Memories of a Catholic Girlhood
is a collection of essays by celebrated American author Mary McCarthy, first published in 1957 by Harvest/Harcourt Brace Jovanovich. Each of the eight biographical sketches provides a chapter from McCarthy's childhood and the evolving influence of religion on her life. The essays do not encompass a traditional story of a young person finding her place in religion but instead, focus on all the doubts and uncertainties of a girl on a rocky journey toward adulthood, meaning, and a shaky faith.
In the preface, McCarthy informs the reader of the fallibility of memory—of her memory, in particular—and that the stories collected here may undoubtedly be influenced by the writer's imagination. It is not humanly possible, she says, for any one person to remember fully and accurately whole swaths of conversations, minute details of faces, or names of people one met decades prior. Nevertheless, this does not deter from the fact that these essays are true, if not in precise specifics, then in meaning and intent. She expounds upon this idea further by including brief meditations after most of the essays, in which she grapples with what may or may not be 100 percent accurate and true, giving a glimpse of the writer debating her own memory and the limitations it naturally places on one's recollections of the past.

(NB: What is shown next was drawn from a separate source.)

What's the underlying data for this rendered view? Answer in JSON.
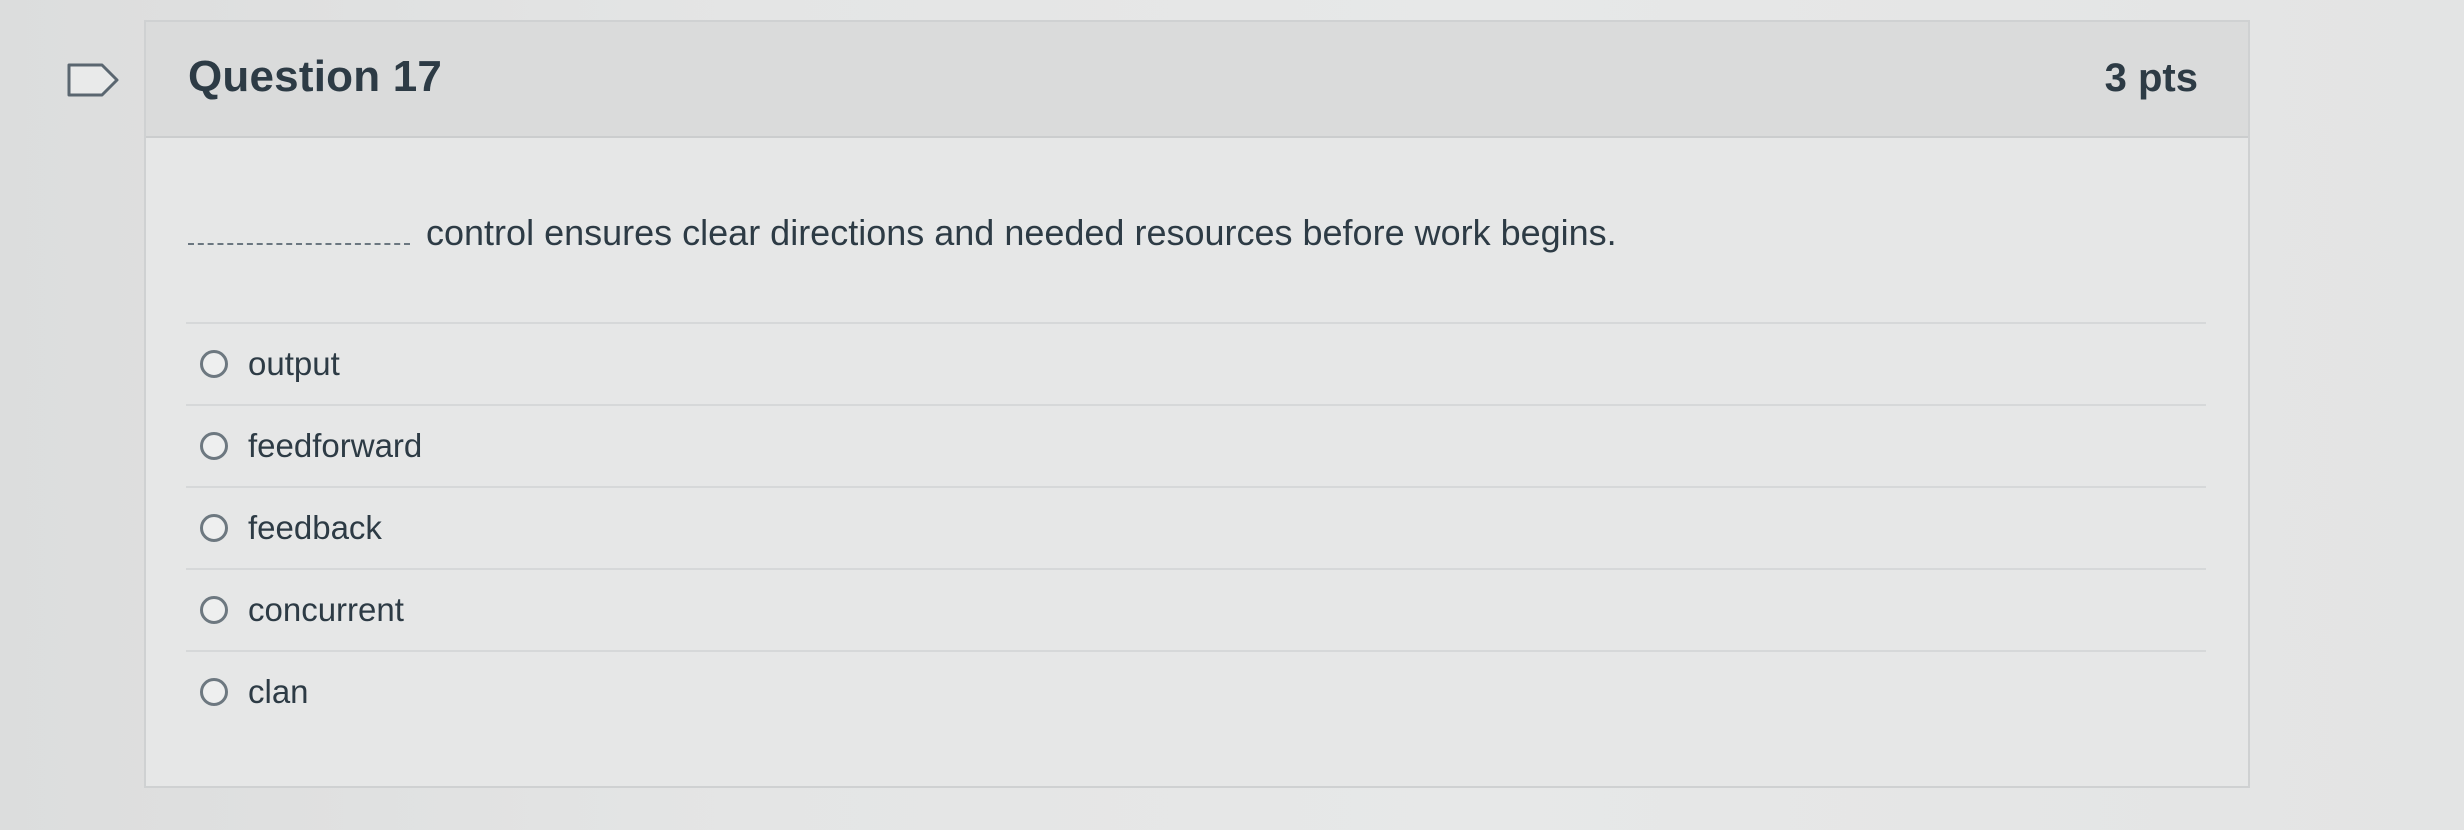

In the opening, McCarthy also sets the stage for the catalyst that propels her faith journey into motion. In the flu epidemic of 1918, McCarthy's Minneapolitan grandparents cut her father off financially, demanding he, his wife, and his young children move back to the Twin Cities from Seattle. At the height of the epidemic, they travel across the country, and shortly after their arrival, both McCarthy's mother and father succumb to the flu. Suddenly orphaned at the age of six, McCarthy, along with her three brothers, go from one relative to another in the hopes of some stability and nurturance. Really, the only continuity they find is different interpretations of faith with each new home.

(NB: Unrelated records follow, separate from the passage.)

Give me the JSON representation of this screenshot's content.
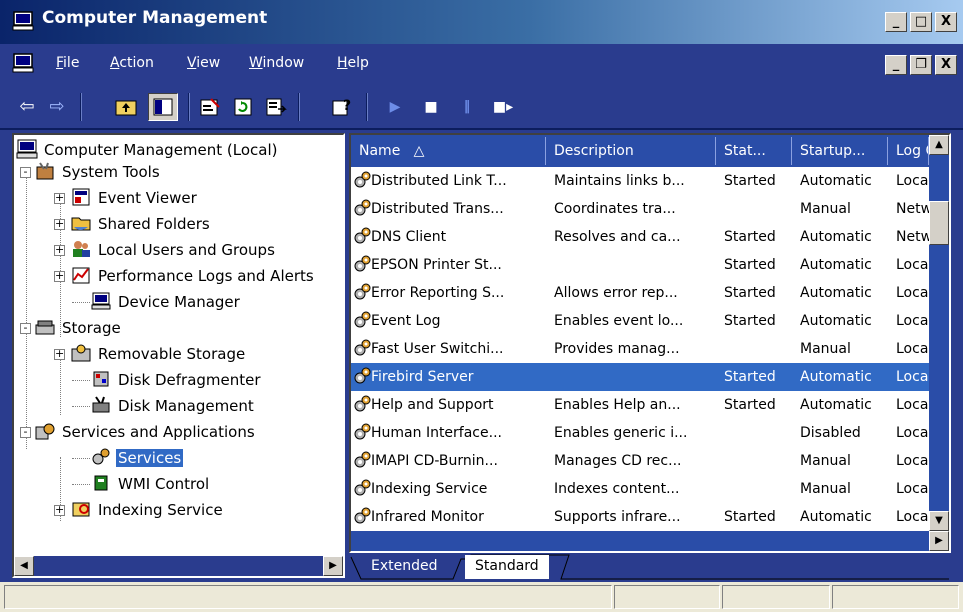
{
  "window": {
    "title": "Computer Management",
    "icon": "computer-management-icon",
    "controls": [
      "minimize",
      "restore",
      "close"
    ]
  },
  "menu": {
    "items": [
      {
        "label": "File",
        "accel": "F"
      },
      {
        "label": "Action",
        "accel": "A"
      },
      {
        "label": "View",
        "accel": "V"
      },
      {
        "label": "Window",
        "accel": "W"
      },
      {
        "label": "Help",
        "accel": "H"
      }
    ]
  },
  "toolbar": {
    "buttons": [
      "back-icon",
      "forward-icon",
      "up-one-level-icon",
      "show-hide-console-tree-icon",
      "properties-icon",
      "refresh-icon",
      "export-list-icon",
      "help-icon",
      "start-service-icon",
      "stop-service-icon",
      "pause-service-icon",
      "restart-service-icon"
    ]
  },
  "tree": {
    "items": [
      {
        "label": "Computer Management (Local)",
        "icon": "computer-icon",
        "level": 0
      },
      {
        "label": "System Tools",
        "icon": "system-tools-icon",
        "level": 1,
        "expander": "-"
      },
      {
        "label": "Event Viewer",
        "icon": "event-viewer-icon",
        "level": 2,
        "expander": "+"
      },
      {
        "label": "Shared Folders",
        "icon": "shared-folders-icon",
        "level": 2,
        "expander": "+"
      },
      {
        "label": "Local Users and Groups",
        "icon": "users-icon",
        "level": 2,
        "expander": "+"
      },
      {
        "label": "Performance Logs and Alerts",
        "icon": "performance-icon",
        "level": 2,
        "expander": "+"
      },
      {
        "label": "Device Manager",
        "icon": "device-manager-icon",
        "level": 2
      },
      {
        "label": "Storage",
        "icon": "storage-icon",
        "level": 1,
        "expander": "-"
      },
      {
        "label": "Removable Storage",
        "icon": "removable-storage-icon",
        "level": 2,
        "expander": "+"
      },
      {
        "label": "Disk Defragmenter",
        "icon": "disk-defragmenter-icon",
        "level": 2
      },
      {
        "label": "Disk Management",
        "icon": "disk-management-icon",
        "level": 2
      },
      {
        "label": "Services and Applications",
        "icon": "services-applications-icon",
        "level": 1,
        "expander": "-"
      },
      {
        "label": "Services",
        "icon": "services-gear-icon",
        "level": 2,
        "selected": true
      },
      {
        "label": "WMI Control",
        "icon": "wmi-control-icon",
        "level": 2
      },
      {
        "label": "Indexing Service",
        "icon": "indexing-service-icon",
        "level": 2,
        "expander": "+"
      }
    ]
  },
  "services": {
    "columns": [
      "Name",
      "Description",
      "Stat...",
      "Startup...",
      "Log C"
    ],
    "sort_indicator": "△",
    "rows": [
      {
        "name": "Distributed Link T...",
        "description": "Maintains links b...",
        "status": "Started",
        "startup": "Automatic",
        "logon": "Local"
      },
      {
        "name": "Distributed Trans...",
        "description": "Coordinates tra...",
        "status": "",
        "startup": "Manual",
        "logon": "Netw"
      },
      {
        "name": "DNS Client",
        "description": "Resolves and ca...",
        "status": "Started",
        "startup": "Automatic",
        "logon": "Netw"
      },
      {
        "name": "EPSON Printer St...",
        "description": "",
        "status": "Started",
        "startup": "Automatic",
        "logon": "Local"
      },
      {
        "name": "Error Reporting S...",
        "description": "Allows error rep...",
        "status": "Started",
        "startup": "Automatic",
        "logon": "Local"
      },
      {
        "name": "Event Log",
        "description": "Enables event lo...",
        "status": "Started",
        "startup": "Automatic",
        "logon": "Local"
      },
      {
        "name": "Fast User Switchi...",
        "description": "Provides manag...",
        "status": "",
        "startup": "Manual",
        "logon": "Local"
      },
      {
        "name": "Firebird Server",
        "description": "",
        "status": "Started",
        "startup": "Automatic",
        "logon": "Local",
        "selected": true
      },
      {
        "name": "Help and Support",
        "description": "Enables Help an...",
        "status": "Started",
        "startup": "Automatic",
        "logon": "Local"
      },
      {
        "name": "Human Interface...",
        "description": "Enables generic i...",
        "status": "",
        "startup": "Disabled",
        "logon": "Local"
      },
      {
        "name": "IMAPI CD-Burnin...",
        "description": "Manages CD rec...",
        "status": "",
        "startup": "Manual",
        "logon": "Local"
      },
      {
        "name": "Indexing Service",
        "description": "Indexes content...",
        "status": "",
        "startup": "Manual",
        "logon": "Local"
      },
      {
        "name": "Infrared Monitor",
        "description": "Supports infrare...",
        "status": "Started",
        "startup": "Automatic",
        "logon": "Local"
      }
    ]
  },
  "tabs": [
    {
      "label": "Extended",
      "active": false
    },
    {
      "label": "Standard",
      "active": true
    }
  ],
  "colors": {
    "selection": "#316ac5",
    "chrome": "#2a3c8e",
    "title_gradient_start": "#0a246a",
    "title_gradient_end": "#a6caf0"
  }
}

Immediately, after their parents' death, the McCarthy children live with their very Catholic Aunt Margaret and Uncle Myers. Margaret believes in a strict utilitarian household and has no time for toys, books, or softness. She keeps the children alive on a diet of parsnips and prunes. However, this diet is nothing compared to Myers, who beats little Mary in the name of saving her soul.
Then, her maternal grandparents remove McCarthy from Margaret and Myers' home, and she returns to Seattle to live. Her three brothers remain behind in a Minneapolis boarding school. In Seattle, her Presbyterian grandfather, Harold Preston, and his Jewish wife, Augusta, offer an entirely different homelife. Harold proves to be a major influence on McCarthy, serving as her first introduction to liberal thought and politics. As an attorney, Harold even drafts one of the nation's first workers' compensation laws.
Nevertheless, life in the more permissive Preston household ends when McCarthy starts attending a Catholic boarding school. Here, the faith she had learned from her paternal grandparents and her Minneapolis relatives begins to falter. The discipline might be quieter in nature than what she endured at Aunt Margaret's house, but the rituals of life at a convent school dampen any spark McCarthy had previously felt with her religious beliefs.
Finally, she begs Harold to let her transfer to an Episcopalian boarding school. He agrees. However, this educational transition comes with complications of its own, coinciding as it does with a time in her life when McCarthy is learning about boys and her own desires. Gradually, her faith dissipates even more, and she essentially becomes a closeted atheist.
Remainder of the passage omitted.